The taxman plans to enlist global help in the fight against trade in smuggled cigarettes from Europe, China and Dubai, which has partly hit excise tax collections.
The Kenya Revenue Authority (KRA) yesterday said the country will ratify the World Health Organisation’s treaty on combating illicit global trade in cigarettes before the July 2 deadline.
Countries that ratify the protocol are required to track and trace production and sale of tobacco in their jurisdictions, keep records as well as monitor and regulate transit and online sales.
Signatories are also obligated to share information, offer mutual legal assistance and extradite suspects in illicit tobacco trade.
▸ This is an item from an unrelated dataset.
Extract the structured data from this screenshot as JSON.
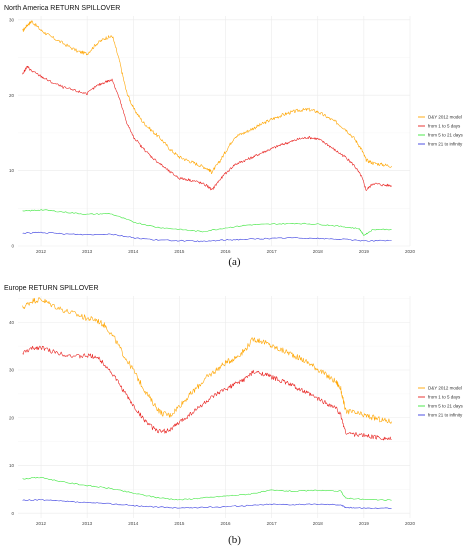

The WHO’s Protocol to Eliminate Illicit Trade in Tobacco Products, which was concluded in November 2012, requires signatures from 40 countries to become operational.
About 36 countries have ratified the protocol, and Kenya is seeking to be among four additional States required for it work.
“The tobacco chain globally is very complicated. We’ve seen, for example, evidence of tobacco that has found its way into our country from Montenegro,” said KRA commissioner-general John Njiraini. “And we have cases that we are investigating and we are making good progress.”
The KRA Excisable Goods Management System, implemented in 2013 and modified in 2016 to include smartphone verification capabilities, has capabilities to remotely track and trace excisable products such as cigarettes from factories through the markets.
Excise tax from cigarettes fell by 16 per cent in six month to last December, the KRA said without disclosing actual numbers.